Stage 2 - BIOMATERIAL SAMPLING
The biomaterial for obtaining CELL PRODUCT based on Dendritic Cells is peripheral venous blood (50-100 ml). The biomaterial extraction is a routine medical manipulation. From a single volume of blood, 1 dose of the vaccine is produced. The number of dendritic cells is determined by the number of native monocytes in the patient’s biomaterial - with their low content in the blood, the number of DCs will also be low.
Stage 3 - BIOMATERIAL PRODUCTION
Monocytes isolated from blood are “loaded” with tumor antigens in the laboratory, which allows to obtain mature dendritic cells that can activate the immune response.

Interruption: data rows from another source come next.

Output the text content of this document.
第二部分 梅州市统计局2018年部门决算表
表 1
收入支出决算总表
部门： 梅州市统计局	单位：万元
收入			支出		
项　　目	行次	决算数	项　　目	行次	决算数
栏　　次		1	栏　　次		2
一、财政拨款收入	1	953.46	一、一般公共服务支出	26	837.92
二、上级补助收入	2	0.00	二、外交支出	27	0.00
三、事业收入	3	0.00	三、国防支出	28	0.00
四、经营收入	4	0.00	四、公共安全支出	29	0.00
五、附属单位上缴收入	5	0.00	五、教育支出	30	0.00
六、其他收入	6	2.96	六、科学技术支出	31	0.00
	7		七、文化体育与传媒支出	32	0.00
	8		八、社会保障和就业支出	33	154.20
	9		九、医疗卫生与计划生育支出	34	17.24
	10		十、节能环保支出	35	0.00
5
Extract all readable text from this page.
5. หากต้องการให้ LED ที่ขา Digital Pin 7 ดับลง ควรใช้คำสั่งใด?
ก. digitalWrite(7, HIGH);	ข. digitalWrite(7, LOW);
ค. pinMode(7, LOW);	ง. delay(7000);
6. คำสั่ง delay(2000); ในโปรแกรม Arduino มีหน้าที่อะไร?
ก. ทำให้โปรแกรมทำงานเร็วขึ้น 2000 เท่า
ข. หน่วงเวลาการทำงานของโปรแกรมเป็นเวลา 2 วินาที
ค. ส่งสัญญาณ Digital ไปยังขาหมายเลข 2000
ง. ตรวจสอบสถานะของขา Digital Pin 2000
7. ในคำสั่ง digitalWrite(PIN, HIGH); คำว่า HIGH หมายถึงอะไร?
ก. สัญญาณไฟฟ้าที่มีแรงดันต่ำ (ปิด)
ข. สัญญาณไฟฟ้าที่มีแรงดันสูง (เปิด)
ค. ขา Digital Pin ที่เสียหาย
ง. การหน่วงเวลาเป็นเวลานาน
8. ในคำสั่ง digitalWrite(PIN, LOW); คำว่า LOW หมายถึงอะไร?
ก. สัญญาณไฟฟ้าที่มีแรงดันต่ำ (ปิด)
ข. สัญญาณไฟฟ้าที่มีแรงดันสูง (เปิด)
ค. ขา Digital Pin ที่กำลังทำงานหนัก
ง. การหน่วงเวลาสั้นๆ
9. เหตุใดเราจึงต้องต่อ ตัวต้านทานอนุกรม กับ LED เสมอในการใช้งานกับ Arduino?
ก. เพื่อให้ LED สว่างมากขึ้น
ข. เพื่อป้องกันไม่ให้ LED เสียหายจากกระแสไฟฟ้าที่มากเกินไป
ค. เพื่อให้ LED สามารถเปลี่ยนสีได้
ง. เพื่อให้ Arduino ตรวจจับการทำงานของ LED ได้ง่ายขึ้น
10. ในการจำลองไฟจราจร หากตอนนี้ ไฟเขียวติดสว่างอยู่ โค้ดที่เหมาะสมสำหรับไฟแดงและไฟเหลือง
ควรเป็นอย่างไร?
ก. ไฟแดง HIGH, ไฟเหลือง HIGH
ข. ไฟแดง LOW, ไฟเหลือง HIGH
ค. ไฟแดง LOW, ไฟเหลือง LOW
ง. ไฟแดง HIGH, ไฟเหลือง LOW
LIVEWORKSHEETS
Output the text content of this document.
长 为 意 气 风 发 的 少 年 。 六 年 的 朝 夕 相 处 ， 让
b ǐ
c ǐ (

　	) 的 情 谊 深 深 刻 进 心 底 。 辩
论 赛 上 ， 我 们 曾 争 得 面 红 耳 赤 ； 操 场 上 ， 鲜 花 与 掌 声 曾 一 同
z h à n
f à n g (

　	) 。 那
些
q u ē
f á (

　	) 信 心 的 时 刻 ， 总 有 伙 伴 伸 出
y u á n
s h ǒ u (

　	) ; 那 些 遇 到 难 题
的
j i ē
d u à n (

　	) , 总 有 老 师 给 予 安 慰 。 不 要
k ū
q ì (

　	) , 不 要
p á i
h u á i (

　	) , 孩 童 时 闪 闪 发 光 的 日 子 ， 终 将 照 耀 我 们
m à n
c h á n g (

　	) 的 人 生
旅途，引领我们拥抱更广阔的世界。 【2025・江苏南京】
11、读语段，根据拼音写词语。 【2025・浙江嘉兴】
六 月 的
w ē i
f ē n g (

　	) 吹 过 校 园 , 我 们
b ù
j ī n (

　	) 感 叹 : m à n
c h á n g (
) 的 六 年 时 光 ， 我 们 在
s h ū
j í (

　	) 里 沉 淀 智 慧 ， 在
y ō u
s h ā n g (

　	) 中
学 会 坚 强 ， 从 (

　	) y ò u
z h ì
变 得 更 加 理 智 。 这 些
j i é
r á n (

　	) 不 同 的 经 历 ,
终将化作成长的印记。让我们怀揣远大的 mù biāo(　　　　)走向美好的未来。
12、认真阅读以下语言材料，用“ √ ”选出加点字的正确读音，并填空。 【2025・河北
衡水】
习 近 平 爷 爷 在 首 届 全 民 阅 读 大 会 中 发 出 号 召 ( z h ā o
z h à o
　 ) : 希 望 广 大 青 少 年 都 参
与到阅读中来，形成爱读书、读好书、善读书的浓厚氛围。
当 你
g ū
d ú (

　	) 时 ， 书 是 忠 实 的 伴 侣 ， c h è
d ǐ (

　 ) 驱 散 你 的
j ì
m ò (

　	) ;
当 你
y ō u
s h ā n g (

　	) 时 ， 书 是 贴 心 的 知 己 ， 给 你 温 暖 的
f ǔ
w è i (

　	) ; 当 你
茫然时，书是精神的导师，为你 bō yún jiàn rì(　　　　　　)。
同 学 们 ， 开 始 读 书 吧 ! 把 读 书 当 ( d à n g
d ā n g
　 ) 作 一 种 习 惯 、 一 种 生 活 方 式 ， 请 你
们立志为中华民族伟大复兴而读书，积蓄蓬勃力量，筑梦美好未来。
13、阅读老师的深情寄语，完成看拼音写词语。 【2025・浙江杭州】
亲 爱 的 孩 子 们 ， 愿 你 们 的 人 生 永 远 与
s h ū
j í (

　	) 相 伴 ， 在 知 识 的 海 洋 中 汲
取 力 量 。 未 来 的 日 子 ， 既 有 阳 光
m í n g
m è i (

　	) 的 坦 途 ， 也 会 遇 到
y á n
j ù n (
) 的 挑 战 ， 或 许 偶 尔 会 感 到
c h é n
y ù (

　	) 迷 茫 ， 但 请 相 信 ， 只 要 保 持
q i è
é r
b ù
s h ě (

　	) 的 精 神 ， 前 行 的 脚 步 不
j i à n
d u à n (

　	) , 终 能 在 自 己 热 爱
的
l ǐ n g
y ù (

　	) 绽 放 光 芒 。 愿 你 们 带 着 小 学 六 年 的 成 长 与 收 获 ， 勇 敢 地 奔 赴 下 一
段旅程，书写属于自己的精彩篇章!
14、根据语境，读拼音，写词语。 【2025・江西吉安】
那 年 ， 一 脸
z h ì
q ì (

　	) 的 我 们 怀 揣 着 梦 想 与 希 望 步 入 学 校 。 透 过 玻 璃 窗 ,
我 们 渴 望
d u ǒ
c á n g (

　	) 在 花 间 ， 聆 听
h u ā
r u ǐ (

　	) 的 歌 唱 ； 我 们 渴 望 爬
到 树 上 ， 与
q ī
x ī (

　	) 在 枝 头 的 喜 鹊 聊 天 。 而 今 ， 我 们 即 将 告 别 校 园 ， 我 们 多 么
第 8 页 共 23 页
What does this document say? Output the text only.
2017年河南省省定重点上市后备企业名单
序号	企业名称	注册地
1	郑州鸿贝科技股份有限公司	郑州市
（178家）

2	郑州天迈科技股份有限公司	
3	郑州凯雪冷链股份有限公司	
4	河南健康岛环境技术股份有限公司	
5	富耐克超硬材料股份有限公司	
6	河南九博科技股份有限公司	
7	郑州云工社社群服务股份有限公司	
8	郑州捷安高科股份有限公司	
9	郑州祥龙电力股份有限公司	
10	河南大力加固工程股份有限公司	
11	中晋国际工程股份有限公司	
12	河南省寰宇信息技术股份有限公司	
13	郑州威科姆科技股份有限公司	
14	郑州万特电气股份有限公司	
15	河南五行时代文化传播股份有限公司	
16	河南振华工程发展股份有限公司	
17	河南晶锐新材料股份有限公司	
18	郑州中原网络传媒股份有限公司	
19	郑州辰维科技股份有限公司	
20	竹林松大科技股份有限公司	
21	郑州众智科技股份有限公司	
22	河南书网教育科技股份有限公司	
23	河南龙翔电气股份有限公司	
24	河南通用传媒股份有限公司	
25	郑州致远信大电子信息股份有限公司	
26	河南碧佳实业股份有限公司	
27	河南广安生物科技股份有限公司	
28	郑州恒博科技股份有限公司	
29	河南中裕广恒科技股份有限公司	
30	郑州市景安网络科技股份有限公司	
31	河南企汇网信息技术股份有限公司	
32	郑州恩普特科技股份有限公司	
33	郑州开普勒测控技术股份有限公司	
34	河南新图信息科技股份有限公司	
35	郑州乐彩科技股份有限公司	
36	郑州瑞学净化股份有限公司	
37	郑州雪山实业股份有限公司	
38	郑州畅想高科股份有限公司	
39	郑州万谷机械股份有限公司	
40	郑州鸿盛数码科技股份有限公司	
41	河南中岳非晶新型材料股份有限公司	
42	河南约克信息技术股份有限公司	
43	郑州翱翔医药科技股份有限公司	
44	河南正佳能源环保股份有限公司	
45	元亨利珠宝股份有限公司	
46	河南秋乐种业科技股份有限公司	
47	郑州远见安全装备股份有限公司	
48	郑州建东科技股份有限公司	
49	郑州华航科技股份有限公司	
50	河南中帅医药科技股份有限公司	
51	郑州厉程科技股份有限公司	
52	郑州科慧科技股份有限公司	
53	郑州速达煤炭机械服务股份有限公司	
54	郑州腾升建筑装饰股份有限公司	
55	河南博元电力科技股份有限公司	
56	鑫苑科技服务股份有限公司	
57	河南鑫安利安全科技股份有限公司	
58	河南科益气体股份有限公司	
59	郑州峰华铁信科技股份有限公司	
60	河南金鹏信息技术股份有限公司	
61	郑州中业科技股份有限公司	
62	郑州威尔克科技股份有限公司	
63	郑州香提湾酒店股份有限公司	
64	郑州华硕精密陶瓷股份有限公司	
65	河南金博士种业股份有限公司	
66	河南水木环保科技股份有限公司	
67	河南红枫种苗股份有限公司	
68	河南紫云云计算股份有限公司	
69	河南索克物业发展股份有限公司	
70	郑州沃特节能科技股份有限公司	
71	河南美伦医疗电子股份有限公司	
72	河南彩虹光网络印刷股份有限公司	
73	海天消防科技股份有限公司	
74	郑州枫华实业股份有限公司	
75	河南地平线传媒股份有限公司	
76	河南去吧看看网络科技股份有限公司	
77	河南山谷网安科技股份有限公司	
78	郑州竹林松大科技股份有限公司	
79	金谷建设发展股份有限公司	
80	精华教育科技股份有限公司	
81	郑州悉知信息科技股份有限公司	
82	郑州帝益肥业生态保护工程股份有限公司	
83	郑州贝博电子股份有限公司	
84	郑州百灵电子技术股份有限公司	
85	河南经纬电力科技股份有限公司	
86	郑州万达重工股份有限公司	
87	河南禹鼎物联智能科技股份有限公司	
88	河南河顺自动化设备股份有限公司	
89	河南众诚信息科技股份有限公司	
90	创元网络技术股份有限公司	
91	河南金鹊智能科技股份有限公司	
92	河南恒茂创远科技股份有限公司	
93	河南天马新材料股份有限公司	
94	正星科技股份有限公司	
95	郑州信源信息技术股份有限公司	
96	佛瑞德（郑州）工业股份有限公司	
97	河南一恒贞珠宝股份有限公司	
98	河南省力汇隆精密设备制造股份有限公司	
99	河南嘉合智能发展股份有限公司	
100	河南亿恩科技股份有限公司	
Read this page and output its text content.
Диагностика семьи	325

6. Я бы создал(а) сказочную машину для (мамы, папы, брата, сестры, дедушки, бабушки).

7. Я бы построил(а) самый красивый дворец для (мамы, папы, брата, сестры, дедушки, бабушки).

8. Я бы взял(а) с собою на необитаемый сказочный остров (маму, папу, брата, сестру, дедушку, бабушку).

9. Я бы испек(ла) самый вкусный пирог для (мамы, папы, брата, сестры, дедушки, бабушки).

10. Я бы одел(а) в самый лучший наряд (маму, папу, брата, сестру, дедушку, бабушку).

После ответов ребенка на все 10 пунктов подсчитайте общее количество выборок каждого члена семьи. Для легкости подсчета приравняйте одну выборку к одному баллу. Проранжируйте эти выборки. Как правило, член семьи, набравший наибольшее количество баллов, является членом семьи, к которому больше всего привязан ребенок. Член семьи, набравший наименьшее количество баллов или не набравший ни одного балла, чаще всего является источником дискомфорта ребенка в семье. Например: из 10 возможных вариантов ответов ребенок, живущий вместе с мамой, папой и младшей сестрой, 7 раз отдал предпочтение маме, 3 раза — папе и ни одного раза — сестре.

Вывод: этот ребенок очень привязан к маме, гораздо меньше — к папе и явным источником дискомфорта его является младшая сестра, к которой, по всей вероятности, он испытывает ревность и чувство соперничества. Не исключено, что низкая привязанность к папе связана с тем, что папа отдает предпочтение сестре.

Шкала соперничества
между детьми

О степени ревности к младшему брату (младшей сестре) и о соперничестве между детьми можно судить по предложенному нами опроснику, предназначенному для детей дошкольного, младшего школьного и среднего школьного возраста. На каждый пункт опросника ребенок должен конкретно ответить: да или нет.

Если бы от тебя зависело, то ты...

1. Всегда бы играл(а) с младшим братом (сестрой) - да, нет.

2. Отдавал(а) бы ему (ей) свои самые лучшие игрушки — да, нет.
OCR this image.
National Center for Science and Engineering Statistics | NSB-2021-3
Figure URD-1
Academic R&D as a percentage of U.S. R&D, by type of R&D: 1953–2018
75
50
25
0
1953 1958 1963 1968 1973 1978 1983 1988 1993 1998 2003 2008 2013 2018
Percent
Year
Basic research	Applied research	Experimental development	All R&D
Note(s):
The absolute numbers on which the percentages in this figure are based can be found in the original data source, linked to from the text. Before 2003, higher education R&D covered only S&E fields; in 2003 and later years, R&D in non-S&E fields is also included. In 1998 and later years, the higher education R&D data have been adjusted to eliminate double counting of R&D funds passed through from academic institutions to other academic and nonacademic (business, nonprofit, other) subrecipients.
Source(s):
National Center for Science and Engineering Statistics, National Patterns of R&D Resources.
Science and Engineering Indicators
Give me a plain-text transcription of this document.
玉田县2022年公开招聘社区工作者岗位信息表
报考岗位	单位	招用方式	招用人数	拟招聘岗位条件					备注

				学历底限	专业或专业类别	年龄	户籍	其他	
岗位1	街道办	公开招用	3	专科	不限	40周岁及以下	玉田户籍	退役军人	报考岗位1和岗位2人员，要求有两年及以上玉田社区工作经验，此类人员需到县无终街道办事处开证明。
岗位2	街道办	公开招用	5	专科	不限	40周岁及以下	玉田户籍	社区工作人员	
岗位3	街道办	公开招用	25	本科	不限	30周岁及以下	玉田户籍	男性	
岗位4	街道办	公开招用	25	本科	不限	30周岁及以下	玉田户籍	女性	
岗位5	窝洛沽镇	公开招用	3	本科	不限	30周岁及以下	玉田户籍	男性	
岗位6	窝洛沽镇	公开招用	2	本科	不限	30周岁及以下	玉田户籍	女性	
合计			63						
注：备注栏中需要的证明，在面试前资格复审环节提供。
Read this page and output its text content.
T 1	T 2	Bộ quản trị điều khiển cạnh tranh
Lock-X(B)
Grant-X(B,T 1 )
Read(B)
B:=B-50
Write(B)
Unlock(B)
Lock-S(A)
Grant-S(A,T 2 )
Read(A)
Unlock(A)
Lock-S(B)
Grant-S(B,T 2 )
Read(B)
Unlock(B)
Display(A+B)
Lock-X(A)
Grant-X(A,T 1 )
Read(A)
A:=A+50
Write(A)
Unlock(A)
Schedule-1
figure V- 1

Individual antigenic tumor antigens (tumor lysates), as well as synthetic standardized tumor-associated antigens, are used as the antigenic material for creating the vaccine.
Stage 4 - BIOMATERIAL TRANSPLANTATION
An anti-tumor vaccine based on DC is administered by a course of 5 therapeutic doses. The administration of the vaccine (1-2 ml) is a routine medical manipulation, performed subcutaneously in the shoulder or forearm, is performed on an outpatient basis in a treatment room.
Immediately after vaccination, the patient is observed for 1 to 2 hours in a ward.